48 Spiele sind absolviert bei der Fußball-WM 2014 in Brasilien. Die Achtelfinals stehen fest, die deutschen Angstgegner Spanien UND Italien sind raus. England brauchte diesmal nicht mal ein Elfmeterschießen, um die Koffer zu packen. Die wirklich großen Verlierer der WM in Brasilien sind bisher aber andere. Hier meine Top 10.
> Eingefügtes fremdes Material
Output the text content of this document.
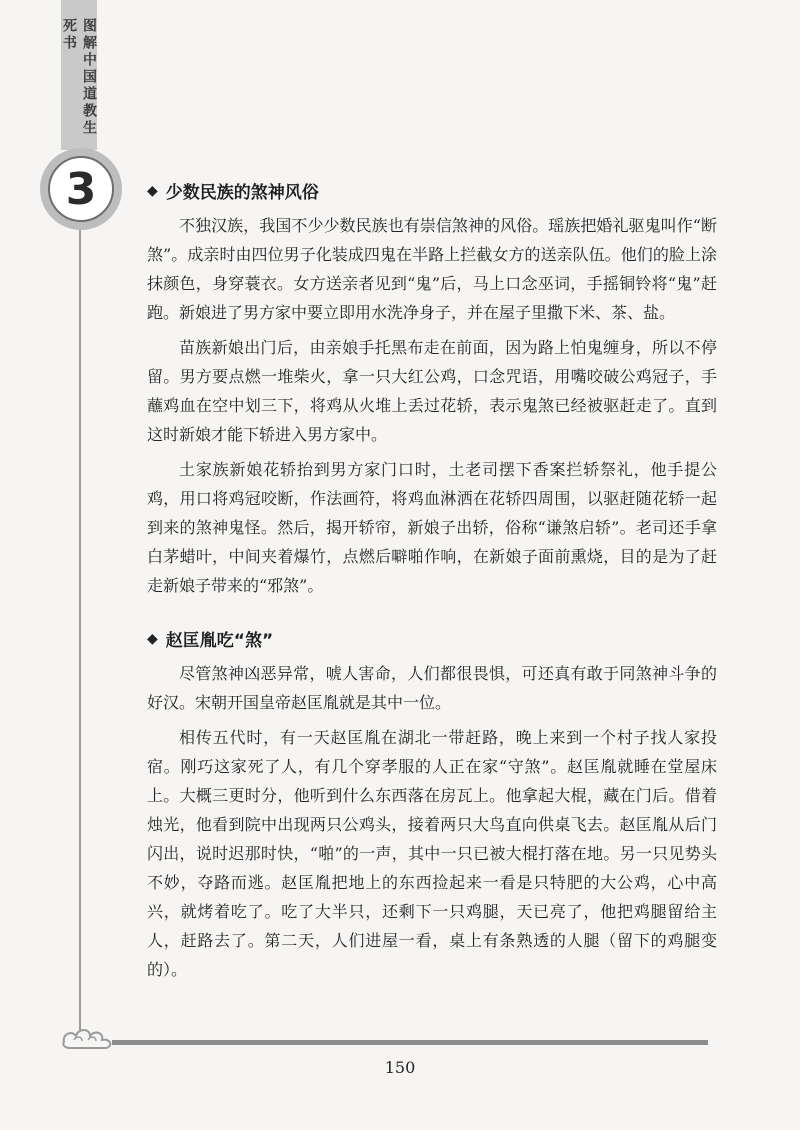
图解中国道教生死书
3	◆ 少数民族的煞神风俗

不独汉族，我国不少少数民族也有崇信煞神的风俗。瑶族把婚礼驱鬼叫作“断煞”。成亲时由四位男子化装成四鬼在半路上拦截女方的送亲队伍。他们的脸上涂抹颜色，身穿蓑衣。女方送亲者见到“鬼”后，马上口念巫词，手摇铜铃将“鬼”赶跑。新娘进了男方家中要立即用水洗净身子，并在屋子里撒下米、茶、盐。

苗族新娘出门后，由亲娘手托黑布走在前面，因为路上怕鬼缠身，所以不停留。男方要点燃一堆柴火，拿一只大红公鸡，口念咒语，用嘴咬破公鸡冠子，手蘸鸡血在空中划三下，将鸡从火堆上丢过花轿，表示鬼煞已经被驱赶走了。直到这时新娘才能下轿进入男方家中。

土家族新娘花轿抬到男方家门口时，土老司摆下香案拦轿祭礼，他手提公鸡，用口将鸡冠咬断，作法画符，将鸡血淋洒在花轿四周围，以驱赶随花轿一起到来的煞神鬼怪。然后，揭开轿帘，新娘子出轿，俗称“谦煞启轿”。老司还手拿白茅蜡叶，中间夹着爆竹，点燃后噼啪作响，在新娘子面前熏烧，目的是为了赶走新娘子带来的“邪煞”。

◆ 赵匡胤吃“煞”

尽管煞神凶恶异常，唬人害命，人们都很畏惧，可还真有敢于同煞神斗争的好汉。宋朝开国皇帝赵匡胤就是其中一位。

相传五代时，有一天赵匡胤在湖北一带赶路，晚上来到一个村子找人家投宿。刚巧这家死了人，有几个穿孝服的人正在家“守煞”。赵匡胤就睡在堂屋床上。大概三更时分，他听到什么东西落在房瓦上。他拿起大棍，藏在门后。借着烛光，他看到院中出现两只公鸡头，接着两只大鸟直向供桌飞去。赵匡胤从后门闪出，说时迟那时快，“啪”的一声，其中一只已被大棍打落在地。另一只见势头不妙，夺路而逃。赵匡胤把地上的东西捡起来一看是只特肥的大公鸡，心中高兴，就烤着吃了。吃了大半只，还剩下一只鸡腿，天已亮了，他把鸡腿留给主人，赶路去了。第二天，人们进屋一看，桌上有条熟透的人腿（留下的鸡腿变的）。

150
Doch noch fertig geworden: Campo Bahia, das offizielle Hotel der DFB-Elf. Foto: obs/Campo Bahia/campobahia.com
Doch noch fertig geworden: Campo Bahia, das offizielle Hotel der DFB-Elf. Foto: obs/Campo Bahia/campobahia.com

Platz 10: Die Hater. Es wurde viel gesprochen und noch mehr geschrieben vor der WM in Brasilien über Verzug beim Bau der Stadien, über ein kurz vor Start des Turniers noch unfertiges deutsches WM-Quartier und natürlich über reichlich Proteste im Land des Gastgebers. Wieder einmal gab es hierzulande Unkenrufe, die WM drohe im Chaos zu versinken (man kann darin durchaus kulturellen Chauvinismus erkennen, der Ländern außerhalb Europas offensichtlich die Organisation eines solchen Großereignisses nicht zutraut), bestimmt hatte auch wieder irgendjemand die Idee, das Turnier kurzfristig nach Deutschland zu verlegen. Frei nach dem Motto: Wir wissen schließlich, wie man das richtig macht. Mit Anpfiff des ersten Spiels waren die Hater aber zum Schweigen verurteilt: Alles ist fertig, alles funktioniert, sogar sintflutartiger Regen wie gestern in Recife kann den reibungslosen Ablauf nicht stören. Brasilien zeigt sich der WM mehr als gewachsen. Und die (selbstverständlich berechtigten) Demonstrationen gegen die enormen Kosten des Turniers und die Subventionierung der Fifa durch den Steuerzahler in einem Land, das wirklich sinnvollere Investitionen gebrauchen könnte, sind zumindest aus der deutschen Berichterstattung verschwunden. „Die wollen die WM genießen“, hieß eine passende Schlagzeile dazu bei tagesschau.de. Auch da also: Wer unbedingt meckern will über dieses Fußballfest, muss verdammt lange suchen.

Platz 9: Nike. Satte zehn Mannschaften hatte die US-Sportartikelfirma zu Beginn der WM im Rennen. Die Hälfte davon hat sich bereits in der Vorrunde verabschiedet, darunter Hoffnungsträger wie England und Portugal. Auch für Puma lief die Vorrunde nicht gut: Von acht Teams sind noch vier übrig, unter anderem Italien musste überraschend die Segel streichen. Am besten lief es von den großen Sportartikelherstellern in der Vorrunde für Adidas: Nur drei der acht Teams, die mit den drei Streifen gestartet waren, mussten bisher die Koffer packen.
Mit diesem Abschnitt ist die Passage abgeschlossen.